A 50 kms à la ronde, des panneaux de signalisation indiquent la direction de ce petit village qui ne paie pas de mine, probablement méconnu de beaucoup, mais qui a cependant une renommée universelle auprès de dizaines de milliers de jeunes chrétiens du monde entier, en quête pour quelques heures, quelques jours ou quelques semaines, d'une retraite spirituelle au sein d'une communauté religieuse.
Il suffit de faire un tour sur le site web qui propose l'accès en 32 langues différentes pour être convaincu que ce que je raconte n'est pas une affabulation, car que vous soyez très croyant ou comme moi plutôt toujours dans l'expectative d'une bonne crise de foi, si vous êtes dans le coin, il faut absolument faire une boucle par Taizé, ne serait-ce que par pure curiosité.
En arrivant, impossible de ne pas penser à Maxime Le Forestier, San-Fransisco et sa maison bleue tant l'ambiance qui y règne évoque immanquablement les Seventies, l'esprit baba-cool, le Flower Power ou Woodstock, à la différence près qu'au lieu du Peace and Love ici c'est plutôt Peace and Lord, que l'on y prône, l'amour étant (théoriquement) nettement moins charnel et beaucoup plus spirituel que celui clamé en 1968.
Créée en 1940 par le Frère Roger ; la vocation de la communauté de Taizé a été dès l'origine de rassembler les jeunes de différents courants chrétiens autour d'axes de réflexions sur la foi, et la formule a sacrément bien marché puisque ce sont aujourd'hui des milliers jeunes des quatre coins du monde et des cinq continents qui s'y pressent chaque année avec même en point d'orgue la visite de Jean-Paul II himself en 1986.

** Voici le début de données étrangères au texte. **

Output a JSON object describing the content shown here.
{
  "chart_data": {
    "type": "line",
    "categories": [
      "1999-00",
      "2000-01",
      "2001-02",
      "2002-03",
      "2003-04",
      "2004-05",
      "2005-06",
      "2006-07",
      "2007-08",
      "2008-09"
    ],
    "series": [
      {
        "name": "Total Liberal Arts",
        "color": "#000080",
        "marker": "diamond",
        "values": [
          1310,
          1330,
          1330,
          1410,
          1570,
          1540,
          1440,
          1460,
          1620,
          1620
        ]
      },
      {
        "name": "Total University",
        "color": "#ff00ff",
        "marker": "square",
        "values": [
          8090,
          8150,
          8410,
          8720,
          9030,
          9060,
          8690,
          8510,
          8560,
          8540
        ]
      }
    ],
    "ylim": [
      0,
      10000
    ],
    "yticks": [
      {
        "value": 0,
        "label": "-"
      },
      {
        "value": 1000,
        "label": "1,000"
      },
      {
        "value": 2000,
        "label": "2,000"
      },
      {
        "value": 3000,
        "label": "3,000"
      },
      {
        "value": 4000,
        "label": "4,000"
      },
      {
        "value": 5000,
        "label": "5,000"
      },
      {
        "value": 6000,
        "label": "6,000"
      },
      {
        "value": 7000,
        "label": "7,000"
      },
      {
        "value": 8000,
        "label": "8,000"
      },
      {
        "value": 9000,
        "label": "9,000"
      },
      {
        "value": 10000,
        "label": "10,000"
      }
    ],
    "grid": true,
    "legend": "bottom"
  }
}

Pour le décor, il faut imaginer un tout petit bled planté en haut d'une colline au milieu de nulle part, en rase campagne, avec de grands prés tout autour. Les pèlerins y arrivent surtout en auto-stop, attelés de gros sacs à dos, et dès leur arrivée, ils peuvent planter leurs tentes individuelles ou poser leurs sacs de couchage sous d'énormes tentures collectives.
La cuisine elle aussi est collective, on prend sa gamelle et ses couvert en plastique et on s'installe autour de grandes tablées, le soir c'est ambiance feu de bois, chants et guitares à la belle étoile ou prières une bougie à la main dans cette drôle et grande église moderne bizarre qui peut s'ouvrir pour recevoir une foule impressionnante.
Les frères qui ont succédé au frère Roger entretiennent aujourd'hui l'indépendance financière de Taizé en se suffisant à eux même au travers de l'artisanat, la vente de souvenirs et livres religieux. Rien de sectaire donc dans cet étrange village peuplé de nomades, même si l'on peut toutefois être surpris qu'une telle concentration d'apparente sage jeunesse, soit aussi fervente et passionnée de méditation.